Magistratura democratica
giurisprudenza di merito

Thyssen, ma la sentenza d'appello non è un arretramento

Dopo il commento di Roberto Lamacchia un'altra riflessione sul giudizio di secondo grado nel processo alla multinazionale tedesca
Thyssen, ma la sentenza d'appello non è un arretramento

L’affermazione secondo cui il mancato riconoscimento del dolo eventuale a carico dei vertici della ThyssenKrupp (qui la sentenza della Corte d'Appello), indebolirebbe il contrasto alle violazioni sulla sicurezza nei luoghi di lavori ha natura speculare a quella secondo cui la condanna inflitta con la sentenza di primo grado avrebbe definitivamente scoraggiato gli investimenti dei grandi gruppi in Italia.

Si tratta, a nostro avviso, in entrambi i  casi di affermazioni ideologiche che distorcono il senso dello strumento penale. Quasi che la sentenza del Tribunale di Torino avesse finalmente introdotto nel sistema italiano una risposta penale efficace alle morti e alle malattie legate al lavoro e che adesso, dopo la sentenza di appello, si sia ritornati al nulla, con gioia degli imprenditori e disastrose situazioni per i lavoratori e i cittadini.

Abbiamo scritto più volte che nel nostro Paese il vero problema è dato dall’assenza di controlli adeguati e di interventi efficaci diffusi sul territorio; che la dimensione del lavoro nero e non garantito costituisce una fonte costante di pericolo; che solo in poche realtà le strutture pubbliche e le procure hanno messo in pratica prassi virtuose; che scarsa è la consapevolezza di una parte dei giudicanti; che mancano politiche complessive all’altezza delle necessità.

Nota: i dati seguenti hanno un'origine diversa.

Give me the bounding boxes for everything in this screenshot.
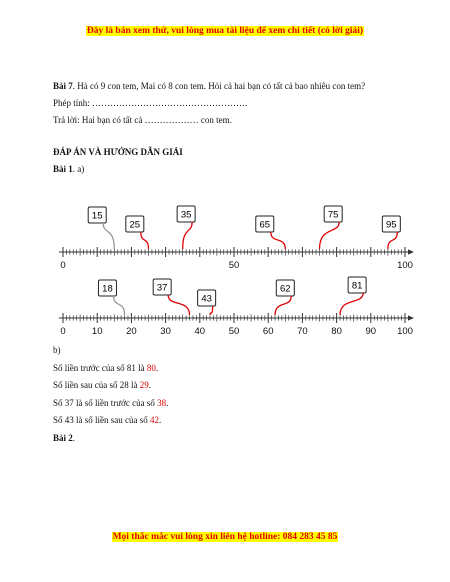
- line1-leader-line: [387, 231, 398, 250]
- line1-tag-box: [87, 206, 107, 224]
- hotline-footer: Mọi thắc mắc vui lòng xin liên hệ hotlin…: [0, 532, 450, 542]
- line2-tick-label: 80: [331, 326, 342, 336]
- line1-tag-label: 15: [92, 211, 103, 222]
- line2-tick-label: 20: [126, 326, 137, 336]
- line2-leader-line: [209, 305, 214, 316]
- line1-tag-label: 25: [130, 220, 141, 231]
- bai7-text: . Hà có 9 con tem, Mai có 8 con tem. Hỏi…: [72, 81, 366, 91]
- line2-leader-line: [112, 295, 126, 316]
- line1-tag-box: [381, 215, 401, 233]
- line2-tick-label: 70: [297, 326, 308, 336]
- line1-tag-label: 95: [386, 220, 397, 231]
- part-b-line-1: Số liền trước của số 81 là 80.: [53, 362, 159, 373]
- number-lines-svg: 0 50 100 15 25 35 65 75 95 0 10 20 30 40 50 60 70 80 90 100…: [59, 205, 414, 336]
- bai7-phep-tinh: Phép tính: …………………………………………….: [53, 98, 248, 108]
- line2-tick-label: 90: [366, 326, 377, 336]
- line1-leader-line: [140, 231, 150, 250]
- line1-tag-75: 75: [318, 205, 343, 250]
- part-b-line-4: Số 43 là số liền sau của số 42.: [53, 415, 162, 425]
- part-b-answer-3: 38: [157, 397, 167, 408]
- line2-tag-label: 37: [157, 283, 168, 294]
- part-b-line-2: Số liền sau của số 28 là 29.: [53, 380, 151, 390]
- line1-arrow-icon: [408, 249, 414, 255]
- line1-tag-box: [125, 215, 145, 233]
- bai7-tra-loi: Trả lời: Hai bạn có tất cả ……………… con te…: [53, 115, 232, 125]
- number-line-figure: 0 50 100 15 25 35 65 75 95 0 10 20 30 40 50 60 70 80 90 100…: [53, 204, 419, 336]
- part-b-line-1-text: Số liền trước của số 81 là: [53, 362, 147, 373]
- line1-tag-box: [176, 205, 196, 223]
- line2-tick-label: 30: [160, 326, 171, 336]
- line2-tag-81: 81: [339, 276, 367, 316]
- line1-tick-label: 100: [397, 260, 413, 271]
- bai2-heading: Bài 2.: [53, 432, 76, 443]
- line1-tag-65: 65: [255, 215, 286, 250]
- line1-leader-line: [102, 222, 115, 250]
- line1-tag-label: 65: [259, 220, 270, 231]
- line2-tag-label: 43: [201, 294, 212, 305]
- line1-tag-label: 75: [328, 210, 339, 221]
- bai1-heading: Bài 1. a): [53, 161, 403, 178]
- part-b-line-2-text: Số liền sau của số 28 là: [53, 380, 140, 390]
- line2-arrow-icon: [408, 315, 414, 321]
- preview-banner: Đây là bản xem thử, vui lòng mua tài liệ…: [0, 26, 450, 36]
- line2-tag-box: [152, 278, 172, 296]
- line1-leader-line: [270, 231, 286, 250]
- part-b-answer-2: 29: [139, 380, 149, 390]
- line1-tag-box: [255, 215, 275, 233]
- part-b-section: b) Số liền trước của số 81 là 80. Số liề…: [53, 342, 168, 447]
- line2-tick-label: 60: [263, 326, 274, 336]
- line1-tag-15: 15: [87, 206, 115, 250]
- bai1-label: Bài 1: [53, 164, 73, 174]
- line2-tag-label: 62: [280, 284, 291, 295]
- line1-tag-95: 95: [381, 215, 401, 250]
- line2-leader-line: [274, 295, 292, 316]
- preview-banner-text: Đây là bản xem thử, vui lòng mua tài liệ…: [85, 26, 365, 36]
- exercise-section: Bài 7. Hà có 9 con tem, Mai có 8 con tem…: [53, 78, 403, 178]
- answers-heading: ĐÁP ÁN VÀ HƯỚNG DẪN GIẢI: [53, 147, 183, 157]
- line2-tag-box: [197, 289, 217, 307]
- line2-tick-label: 100: [397, 326, 413, 336]
- line2-leader-line: [167, 294, 191, 316]
- bai2-label: Bài 2: [53, 432, 73, 443]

Discuteremo ancora a lungo del rapporto fra colpa cosciente e dolo eventuale, così come ne abbiamo discusso in tanti altri settori.

Ma non crediamo si possa affermare che la sentenza del Tribunale è una dimostrazione di civiltà e quella di appello un arretramento, perché questo potremmo dire solo se la seconda avesse imboccato una strada di evidente timidezza e si rivelasse tecnicamente troppo debole. Cosa che non è.

La soluzione ai problemi posti dai singoli processi, per quanto rilevanti e caricati di valore simbolico, non sta nel decidere prima quale sia la soluzione giusta, ma nel confrontarsi con la complessità evitando che pre-giudizi oppure interessi di risultato condizionino le decisioni e la loro lettura.